У больного О. нередко можно обнаружить несколько причин или факторов риска развития заболевания. Кроме того, возможно сочетание у одного больного как первичного О. (например, поражения межфаланговых суставов кистей), так и вторичного (например, поражения коленных суставов вследствие вирусной деформации костей голеней).

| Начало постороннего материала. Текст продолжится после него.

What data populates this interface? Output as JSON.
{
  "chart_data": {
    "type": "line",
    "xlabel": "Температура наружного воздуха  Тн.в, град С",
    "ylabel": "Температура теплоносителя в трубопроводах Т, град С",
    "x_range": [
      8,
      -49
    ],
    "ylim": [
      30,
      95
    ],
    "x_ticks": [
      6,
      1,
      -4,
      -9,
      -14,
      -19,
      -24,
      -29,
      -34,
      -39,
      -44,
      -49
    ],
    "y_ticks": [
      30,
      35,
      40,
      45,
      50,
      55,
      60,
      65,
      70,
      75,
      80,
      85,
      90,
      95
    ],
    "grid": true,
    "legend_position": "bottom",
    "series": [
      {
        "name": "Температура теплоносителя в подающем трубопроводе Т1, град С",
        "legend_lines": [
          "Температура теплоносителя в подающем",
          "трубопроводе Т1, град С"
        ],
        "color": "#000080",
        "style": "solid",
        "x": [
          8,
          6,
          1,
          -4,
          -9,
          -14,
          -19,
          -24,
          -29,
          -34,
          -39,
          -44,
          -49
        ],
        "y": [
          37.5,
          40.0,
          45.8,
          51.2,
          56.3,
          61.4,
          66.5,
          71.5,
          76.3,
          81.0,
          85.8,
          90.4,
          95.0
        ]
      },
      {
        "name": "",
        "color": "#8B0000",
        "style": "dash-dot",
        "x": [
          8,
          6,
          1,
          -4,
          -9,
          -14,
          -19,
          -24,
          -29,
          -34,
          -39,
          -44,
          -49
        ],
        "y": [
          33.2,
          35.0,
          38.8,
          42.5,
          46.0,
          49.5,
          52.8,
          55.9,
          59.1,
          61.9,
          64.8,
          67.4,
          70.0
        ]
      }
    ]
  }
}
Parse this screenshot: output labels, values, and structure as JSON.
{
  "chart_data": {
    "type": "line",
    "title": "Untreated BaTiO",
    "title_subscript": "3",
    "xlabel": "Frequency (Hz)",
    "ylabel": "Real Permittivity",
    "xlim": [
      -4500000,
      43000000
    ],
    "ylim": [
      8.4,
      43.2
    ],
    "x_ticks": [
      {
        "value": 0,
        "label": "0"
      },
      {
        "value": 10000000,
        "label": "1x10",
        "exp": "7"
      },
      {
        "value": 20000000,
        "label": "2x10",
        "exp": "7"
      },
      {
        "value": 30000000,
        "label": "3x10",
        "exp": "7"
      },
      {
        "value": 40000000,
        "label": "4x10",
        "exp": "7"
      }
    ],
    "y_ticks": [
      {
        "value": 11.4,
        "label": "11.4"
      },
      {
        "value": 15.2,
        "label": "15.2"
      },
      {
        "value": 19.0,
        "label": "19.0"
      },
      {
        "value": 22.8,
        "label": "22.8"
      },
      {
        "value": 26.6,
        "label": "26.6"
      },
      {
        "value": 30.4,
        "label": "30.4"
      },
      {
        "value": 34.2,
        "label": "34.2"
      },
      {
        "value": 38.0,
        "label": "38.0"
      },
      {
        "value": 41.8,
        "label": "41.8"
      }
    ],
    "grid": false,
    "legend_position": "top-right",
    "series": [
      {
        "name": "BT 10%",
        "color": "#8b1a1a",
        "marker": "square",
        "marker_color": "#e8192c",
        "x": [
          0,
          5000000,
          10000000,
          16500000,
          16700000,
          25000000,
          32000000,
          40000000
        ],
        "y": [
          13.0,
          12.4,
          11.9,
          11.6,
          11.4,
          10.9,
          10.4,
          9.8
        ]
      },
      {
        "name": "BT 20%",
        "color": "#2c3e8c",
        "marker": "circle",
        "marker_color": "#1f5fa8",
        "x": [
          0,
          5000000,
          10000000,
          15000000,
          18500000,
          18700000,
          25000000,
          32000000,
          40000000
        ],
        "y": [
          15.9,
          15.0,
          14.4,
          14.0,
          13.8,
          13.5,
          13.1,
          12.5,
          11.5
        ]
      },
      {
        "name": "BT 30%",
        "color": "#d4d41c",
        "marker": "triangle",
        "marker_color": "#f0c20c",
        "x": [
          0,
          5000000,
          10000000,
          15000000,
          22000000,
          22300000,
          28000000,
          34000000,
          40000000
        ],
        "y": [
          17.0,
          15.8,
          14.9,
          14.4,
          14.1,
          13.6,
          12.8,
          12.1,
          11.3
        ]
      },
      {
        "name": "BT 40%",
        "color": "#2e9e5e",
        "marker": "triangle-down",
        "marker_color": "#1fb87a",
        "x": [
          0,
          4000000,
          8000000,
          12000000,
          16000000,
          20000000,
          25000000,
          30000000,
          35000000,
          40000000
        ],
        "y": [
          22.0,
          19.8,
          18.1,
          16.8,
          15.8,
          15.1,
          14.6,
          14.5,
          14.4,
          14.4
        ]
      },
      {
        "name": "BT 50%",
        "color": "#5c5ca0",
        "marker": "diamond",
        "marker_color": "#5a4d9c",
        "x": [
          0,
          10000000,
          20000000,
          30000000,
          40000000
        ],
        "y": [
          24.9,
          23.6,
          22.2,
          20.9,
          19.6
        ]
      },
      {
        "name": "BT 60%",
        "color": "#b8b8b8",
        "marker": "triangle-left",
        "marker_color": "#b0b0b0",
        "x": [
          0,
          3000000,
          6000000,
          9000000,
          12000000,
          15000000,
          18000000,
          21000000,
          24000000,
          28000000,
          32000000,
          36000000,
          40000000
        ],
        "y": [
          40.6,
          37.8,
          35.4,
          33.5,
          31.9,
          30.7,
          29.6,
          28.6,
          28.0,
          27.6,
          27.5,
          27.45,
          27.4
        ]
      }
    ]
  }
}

Патогенез и патологическая анатомия

Механизмы развития О. вне зависимости от этиологии однотипны. Большинство специалистов считают, что первоначальные изменения возникают в суставном хряще. Самыми первыми патологическими изменениями считаются гипергидратация и нарушения архитектоники сети коллагеновых волокон, что ведет к утрате амортизационных свойств хряща, размягчению (хондромаляции) и постепенной фрагментации его ткани. Нарушается метаболическая функция хондроцитов (синтез протеогликанов, коллагена), повышается активность ферментов этих клеток, что приводит к усилению деструктивных процессов в матриксе (межклеточном веществе) хряща. Со временем неравномерно уменьшается толщина хряща, возникают глубокие вертикальные трещины и дефекты, достигающие субхондрального отдела кости. Фрагменты хрящевой ткани, а также микрокристаллы кальция, образующиеся в дистрофически измененном хряще, попадая в полость сустава, фагоцитируются клетками синовиальной жидкости и оболочки, что ведет к реактивному синовиту. Гистологически синовиту при О., в отличие от синовита при артритах, свойственна очаговость, небольшая выраженность, тенденция к развитию фиброза синовиальной оболочки и редуцированию ее артериальной сети. Выделение протеолитических и других ферментов из фагоцитирующих клеток, а также активация таких медиаторов, как интерлейки-I, вызывает усиление дистрофических и деструктивных изменений суставного хряща. Параллельно дегенеративным процессам отмечаются и явления регенерации тканей сустава. Дефекты хряща, особенно краевые, замещаются грануляционной тканью с последующей метаплазией ее в фиброзно-хрящевую и костную ткань, образуются остеофиты. В подлежащей (субхондральной) кости отмечаются признаки пролиферации, приводящей к ее уплотнению (остеосклероз). В поздних стадиях патологического процесса хрящевая ткань в значительной мере утрачивается и суставными становятся поверхности непосредственно эпифизов костей. Суставы значительно деформируются, что заметно уже при их внешнем осмотре. С этим связано возникновение термина «деформирующий остеоартроз». Изменениям подвергаются и другие ткани сустава: капсула (фиброз, гиалиноз, остеохондроматоз), сухожилия мышц (дистрофия, очаговое воспаление, фиброз) и сами мышцы (спазм, гипотрофия). Патологические процессы, происходящие в разных тканях сустава при О., взаимосвязаны и, как правило, способствуют прогрессированию суммарных изменений. В целом прогрессирование изменений сустава при остеоартрозе происходит медленно.